Moral feeling (perasaan tentang moral) merupakan
jembatan antara pengetahuan tentang
moral (moral knowing) dan perbuatan
moral (moral action). Fondasi utama dari perasaan tentang
moral (moral feeling) adalah kecintaan untuk berbuat baik (loving the good) kecintaan untuk berbuat baik. Inilah yang disebut Piaget sebagai
sumber energi yang efektif membuat seseorang mempunyai karakter yang konsisten
antara pengetahuan (moral knowing)
tentang moral dan perbuatan moral (moral
action).
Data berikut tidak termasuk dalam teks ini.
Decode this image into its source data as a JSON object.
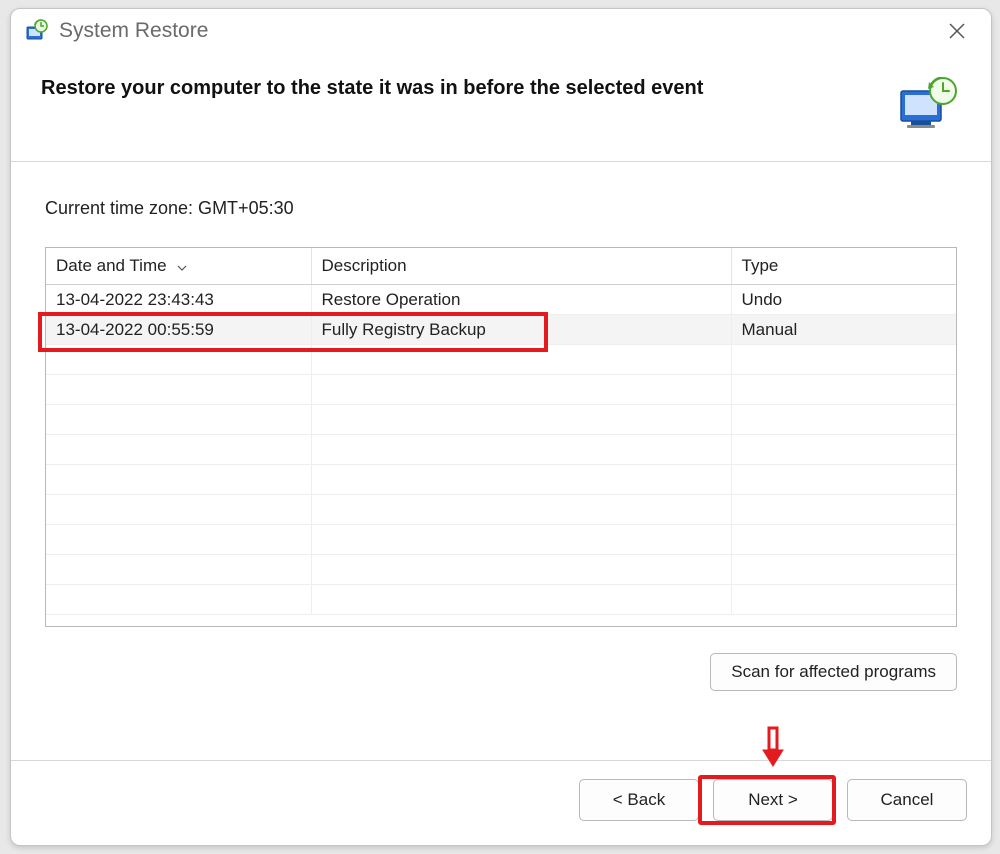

Kecintaan anak pada
kebaikan (loving the good) merupakan
kontrol internal yang paling efektif bagi dirinya. Misal ketika anak dihadapkan
pada ajakan temannya untuk bolos sekolah maka dalam dirinya akan tumbuh
perasaan bersalah dan malu bila mengikuti ajakan temanya tersebut.
Perbuatan
moral (moral action) merupakan perwujudan dari pengetahuan
tentang moral (moral knowing). Perilaku anak harus bermuara pada
kesadaran akan manfaat mengamalkan nilai-nilai kebaikan bukan karena takut pada
konsekuensi bila melanggarnya. Sehingga alasan seorang anak yang tidak pernah
bolos sekolah bukan karena ia takut hukuman dari guru dan orang tuanya. Tetapi
karena ia menyadari manfaat tidak bolos sekolah seperti tidak tertinggal
pelajaran, keinginan untuk berprestasi di sekolah, ingin membahagiakan kedua orang
tua dan lainnya.
Internalisasi nilai-nilai moral yang membentuk
karakter anak harus diimbangi dengan kontrol eksternal dari lingkungannya.
Seperti pengawasan dari orang tua dan guru. Namun yang paling utama adalah
memberikan keteladan (uswatun hasanah).